I ran the "VERIFY INSTALL" feature, again, new in 9.3, located under SYSTEM->UPDATE!!! This process did *NOT* finish, indicating corruption. (I ran that same process on a known good FreeNAS---i.e., my main FreeNAS server, that has never had a single bit of error on any data or boot device---and it finished in about 30 seconds, no errors).
So these are my recommendations:
- Kingston's dodginess with respect to their known RAM and SSD shenanigans may be extending to their USB flash devices. As much as I never thought I'd ever say this in my life, for the time being, I am recommending against using Kingston SSDs, RAM, and DOKs (thumb drives), until they can get themselves together, or, alternately, surrender their market share to competitors that don't play this kind of game (e.g., Sandisk). I'm not sure how serious of a situation this is, but, it's not on me to figure that out. The situation is non-zero, and I'd rather not have the risk.
- Take two identical, new, thumb drives. Make these your boot pool for FreeNAS at install time, from the first minute. I recommend 16GB.
- Occasionally manually run boot pool scrubs (the button is located in the system->boot area).
- Occasionally manually run "verify install"s (the button is located in the system->update area).
- I would only keep up to about a dozen boot clones on your boot pool. Delete ones you don't need. When the device is too full to perform an update, the result, in my experience, was somewhat counterintuitive and nasty (I didn't realize my problem was a full boot device).
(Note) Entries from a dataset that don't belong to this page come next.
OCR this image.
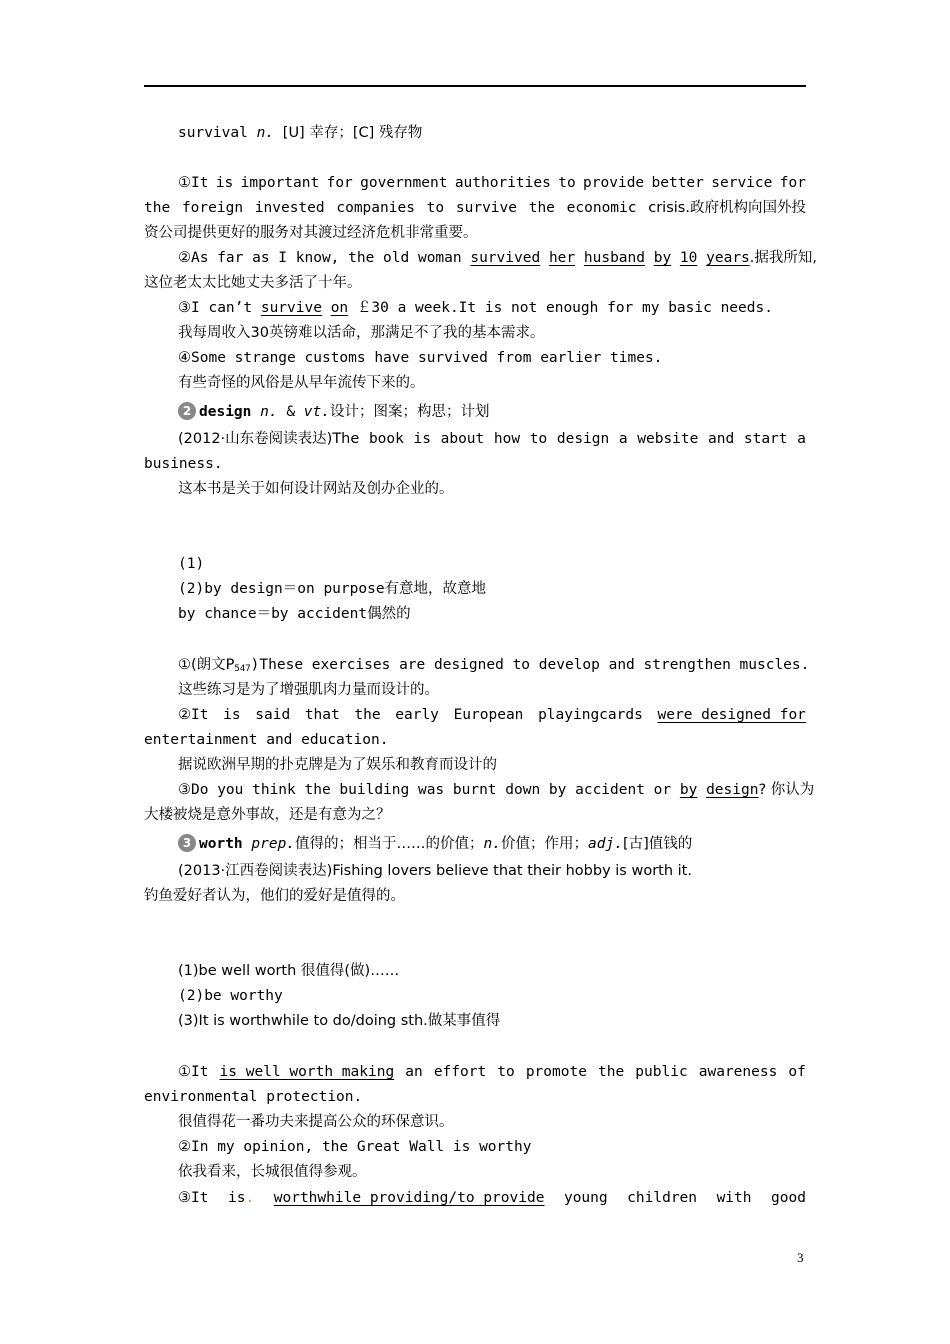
survival n. [U] 幸存；[C] 残存物
①It is important for government authorities to provide better service for
the foreign invested companies to survive the economic crisis.政府机构向国外投
资公司提供更好的服务对其渡过经济危机非常重要。
②As far as I know, the old woman survived her husband by 10 years.据我所知,
这位老太太比她丈夫多活了十年。
③I can’t survive on ￡30 a week.It is not enough for my basic needs.
我每周收入30英镑难以活命，那满足不了我的基本需求。
④Some strange customs have survived from earlier times.
有些奇怪的风俗是从早年流传下来的。
2 design n. & vt.设计；图案；构思；计划
(2012·山东卷阅读表达)The book is about how to design a website and start a
business.
这本书是关于如何设计网站及创办企业的。
(1)
(2)by design＝on purpose有意地，故意地
by chance＝by accident偶然的
①(朗文$P_{547})These$ exercises are designed to develop and strengthen muscles.
这些练习是为了增强肌肉力量而设计的。
②It is said that the early European playingcards were designed for
entertainment and education.
据说欧洲早期的扑克牌是为了娱乐和教育而设计的
③Do you think the building was burnt down by accident or by design? 你认为
大楼被烧是意外事故，还是有意为之？
3 worth prep.值得的；相当于……的价值；n.价值；作用；adj.[古]值钱的
(2013·江西卷阅读表达)Fishing lovers believe that their hobby is worth it.
钓鱼爱好者认为，他们的爱好是值得的。
(1)be well worth 很值得(做)……
(2)be worthy
(3)It is worthwhile to do/doing sth.做某事值得
①It is well worth making an effort to promote the public awareness of
environmental protection.
很值得花一番功夫来提高公众的环保意识。
②In my opinion, the Great Wall is worthy
依我看来，长城很值得参观。
③It is. worthwhile providing/to provide young children with good
3
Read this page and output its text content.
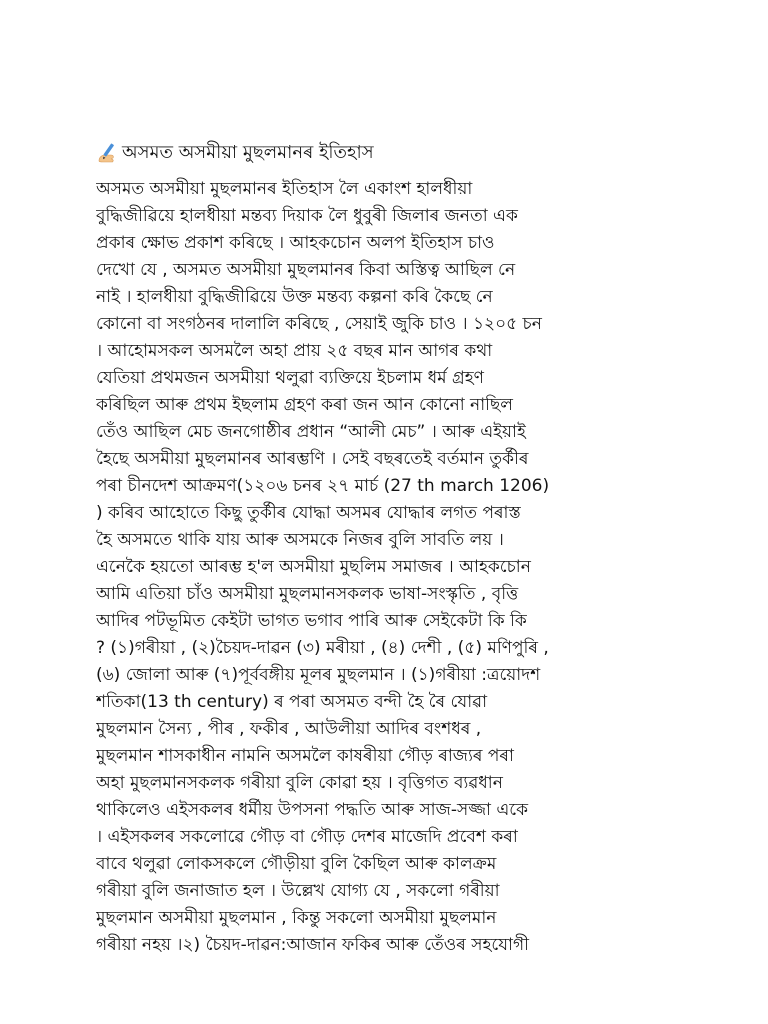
অসমত অসমীয়া মুছলমানৰ ইতিহাস
অসমত অসমীয়া মুছলমানৰ ইতিহাস লৈ একাংশ হালধীয়া
বুদ্ধিজীৱিয়ে হালধীয়া মন্তব্য দিয়াক লৈ ধুবুৰী জিলাৰ জনতা এক
প্ৰকাৰ ক্ষোভ প্ৰকাশ কৰিছে । আহকচোন অলপ ইতিহাস চাও
দেখো যে , অসমত অসমীয়া মুছলমানৰ কিবা অস্তিত্ব আছিল নে
নাই । হালধীয়া বুদ্ধিজীৱিয়ে উক্ত মন্তব্য কল্পনা কৰি কৈছে নে
কোনো বা সংগঠনৰ দালালি কৰিছে , সেয়াই জুকি চাও । ১২০৫ চন
। আহোমসকল অসমলৈ অহা প্ৰায় ২৫ বছৰ মান আগৰ কথা
যেতিয়া প্ৰথমজন অসমীয়া থলুৱা ব্যক্তিয়ে ইচলাম ধৰ্ম গ্ৰহণ
কৰিছিল আৰু প্ৰথম ইছলাম গ্ৰহণ কৰা জন আন কোনো নাছিল
তেঁও আছিল মেচ জনগোষ্ঠীৰ প্ৰধান “আলী মেচ” । আৰু এইয়াই
হৈছে অসমীয়া মুছলমানৰ আৰম্ভণি । সেই বছৰতেই বৰ্তমান তুৰ্কীৰ
পৰা চীনদেশ আক্ৰমণ(১২০৬ চনৰ ২৭ মাৰ্চ (27 th march 1206)
) কৰিব আহোতে কিছু তুৰ্কীৰ যোদ্ধা অসমৰ যোদ্ধাৰ লগত পৰাস্ত
হৈ অসমতে থাকি যায় আৰু অসমকে নিজৰ বুলি সাবতি লয় ।
এনেকৈ হয়তো আৰম্ভ হ'ল অসমীয়া মুছলিম সমাজৰ । আহকচোন
আমি এতিয়া চাঁও অসমীয়া মুছলমানসকলক ভাষা-সংস্কৃতি , বৃত্তি
আদিৰ পটভূমিত কেইটা ভাগত ভগাব পাৰি আৰু সেইকেটা কি কি
? (১)গৰীয়া , (২)চৈয়দ-দাৱন (৩) মৰীয়া , (৪) দেশী , (৫) মণিপুৰি ,
(৬) জোলা আৰু (৭)পূৰ্ববঙ্গীয় মূলৰ মুছলমান । (১)গৰীয়া :ত্ৰয়োদশ
শতিকা(13 th century) ৰ পৰা অসমত বন্দী হৈ ৰৈ যোৱা
মুছলমান সৈন্য , পীৰ , ফকীৰ , আউলীয়া আদিৰ বংশধৰ ,
মুছলমান শাসকাধীন নামনি অসমলৈ কাষৰীয়া গৌড় ৰাজ্যৰ পৰা
অহা মুছলমানসকলক গৰীয়া বুলি কোৱা হয় । বৃত্তিগত ব্যৱধান
থাকিলেও এইসকলৰ ধৰ্মীয় উপসনা পদ্ধতি আৰু সাজ-সজ্জা একে
। এইসকলৰ সকলোৱে গৌড় বা গৌড় দেশৰ মাজেদি প্ৰবেশ কৰা
বাবে থলুৱা লোকসকলে গৌড়ীয়া বুলি কৈছিল আৰু কালক্ৰম
গৰীয়া বুলি জনাজাত হল । উল্লেখ যোগ্য যে , সকলো গৰীয়া
মুছলমান অসমীয়া মুছলমান , কিন্তু সকলো অসমীয়া মুছলমান
গৰীয়া নহয় ।২) চৈয়দ-দাৱন:আজান ফকিৰ আৰু তেঁওৰ সহযোগী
- The minute you get CKSUM (or other) scrubbing errors on a boot device, replace it. These things are cheap enough that there's no excuse to run a boot pool you are not 100% confident with.
If you have a single boot device, and you've already upgraded? That's cool. Buy a second device. Run a boot scrub and a "verify install" right now. When your second device arrives, put it in service mirroring your boot pool.